Fakirleştiren büyüme, iyileştirmeyen ‘reform’

Kimsenin AKP-MHP iktidarından hukuk devleti ve yargı bağımsızlığı beklediğini sanmıyorum ama mevcut tablo ‘kanun devleti'nin de çok çok gerisindedir.
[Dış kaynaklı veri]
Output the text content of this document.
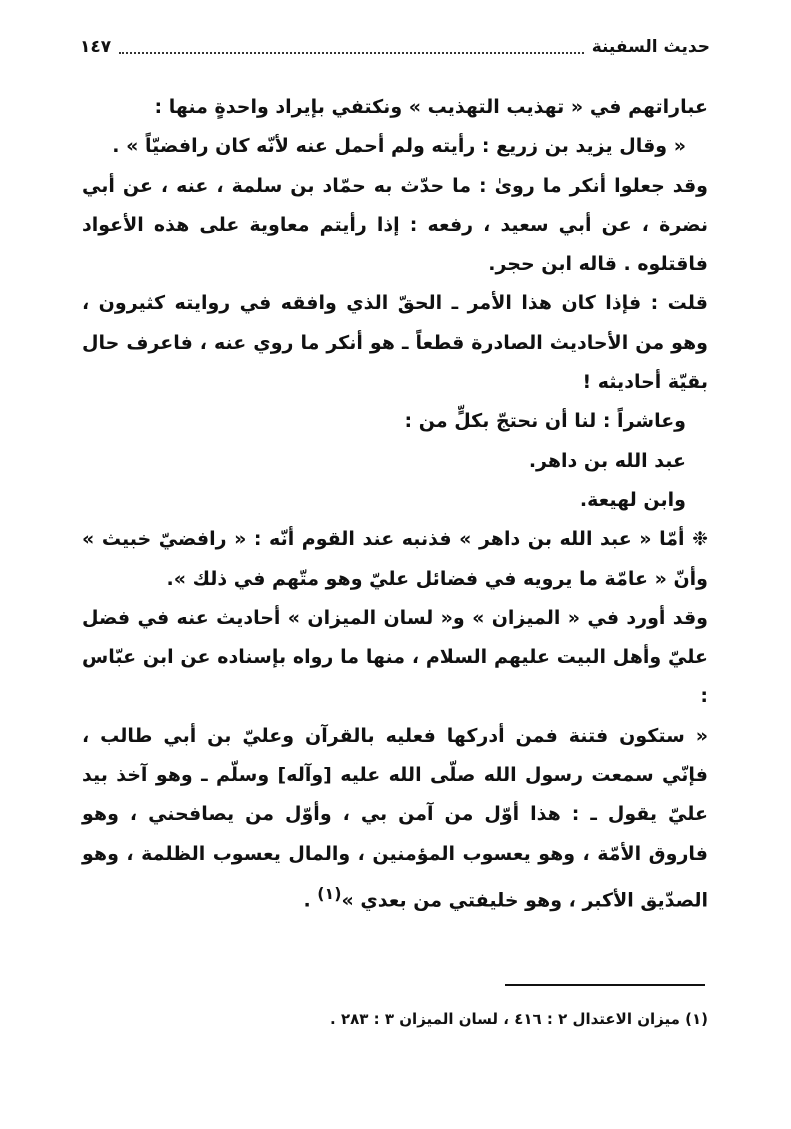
حديث السفينة
١٤٧

عباراتهم في « تهذيب التهذيب » ونكتفي بإيراد واحدةٍ منها :

« وقال يزيد بن زريع : رأيته ولم أحمل عنه لأنّه كان رافضيّاً » .

وقد جعلوا أنكر ما روىٰ : ما حدّث به حمّاد بن سلمة ، عنه ، عن أبي نضرة ، عن أبي سعيد ، رفعه : إذا رأيتم معاوية على هذه الأعواد فاقتلوه . قاله ابن حجر.

قلت : فإذا كان هذا الأمر ـ الحقّ الذي وافقه في روايته كثيرون ، وهو من الأحاديث الصادرة قطعاً ـ هو أنكر ما روي عنه ، فاعرف حال بقيّة أحاديثه !

وعاشراً : لنا أن نحتجّ بكلٍّ من :

عبد الله بن داهر.

وابن لهيعة.

❉ أمّا « عبد الله بن داهر » فذنبه عند القوم أنّه : « رافضيّ خبيث » وأنّ « عامّة ما يرويه في فضائل عليّ وهو متّهم في ذلك ».

وقد أورد في « الميزان » و« لسان الميزان » أحاديث عنه في فضل عليّ وأهل البيت عليهم السلام ، منها ما رواه بإسناده عن ابن عبّاس :

« ستكون فتنة فمن أدركها فعليه بالقرآن وعليّ بن أبي طالب ، فإنّي سمعت رسول الله صلّى الله عليه [وآله] وسلّم ـ وهو آخذ بيد عليّ يقول ـ : هذا أوّل من آمن بي ، وأوّل من يصافحني ، وهو فاروق الأمّة ، وهو يعسوب المؤمنين ، والمال يعسوب الظلمة ، وهو الصدّيق الأكبر ، وهو خليفتي من بعدي »$^{(١)}$ .

(١) ميزان الاعتدال ٢ : ٤١٦ ، لسان الميزان ٣ : ٢٨٣ .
2020 büyüme rakamları TÜİK tarafından açıklandı Buna göre Türkiye ekonomisi 2020 yılında 100'de 1,8 oranında büyümüş

TÜİK’in tıpkı enflasyon ve işsizlik verileri gibi büyüme verileri de yaygın olarak sorgulanıyor, inandırıcı bulunmuyor. Ben de 2020 ‘büyüme’ verilerini inandırıcı bulmayanlardanım.

Zira;

- istihdamın 1,1 milyon kişi daraldığı

- çalışılan saatin azaldığı

- Sermaye stoğunun azaldığı

- Sanayi ve ticarethanelerde tüketilen elektriğin yüzde 2,4 azaldığı

- ihracatın %15 azaldığı, ithalatın %7 arttığı bir ekonomide (EPDK)* nasıl bir büyüme gerçekleştiği hakikaten şüphelidir.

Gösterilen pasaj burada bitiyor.